The rupee on Monday is expected to feel the knock-on effect of the brutal terrorist attack in Paris with investors seen taking the flight to safety.

Forex market experts see the domestic currency opening almost 30 paise weaker compared with Friday’s close of 66.095 to the dollar.

On Friday night militants of the Islamic State killed at least 120 people in gun and bomb attacks in the French capital.

Ashutosh Khajuria, Executive Director, Federal Bank said “It (reaction to negative global events) is always a flight towards safety and dollar appreciation would happen in the morning. You would be noticing it more in opening trades in South East Asia, Japan, Sydney and all that and the same impact should be there in India also.”

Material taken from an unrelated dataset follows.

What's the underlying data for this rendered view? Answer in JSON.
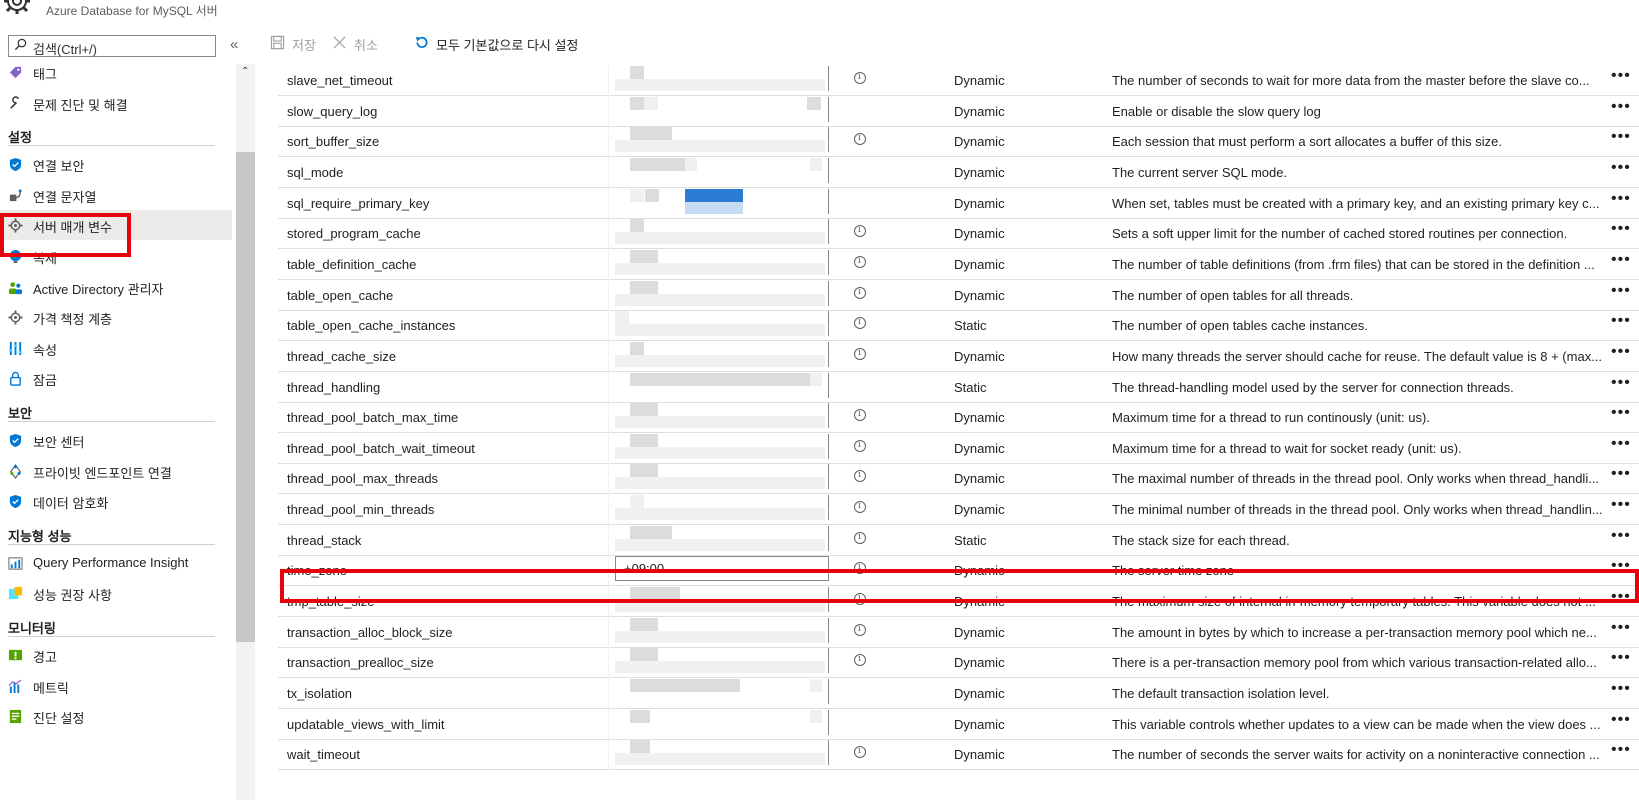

In the process the rupee may move towards 67 by December-end, Khajuria said and added “I will not be surprised.”

Flight to safety means increase in appetite for safe assets vis-à-vis riskier assets. In the forex market context, this will mean moving investments into dollar assets.

In the last one week the rupee has depreciated from 65.76 (closing level on November 6) to 66.095 (on November 13) per dollar.  

“I think depreciation would be good. It will be in the interest of India’s external trade because exports and all are suffering because of rupee’s strength.

“Competitive economies such as Thailand, Malaysia, Indonesia, Brazil and Turkey have seen more depreciation of their domestic currency and therefore it becomes important for Indian policy makers to see that rupee does not appreciate beyond a point, rather it moves towards depreciation,” explained the top Federal Bank official.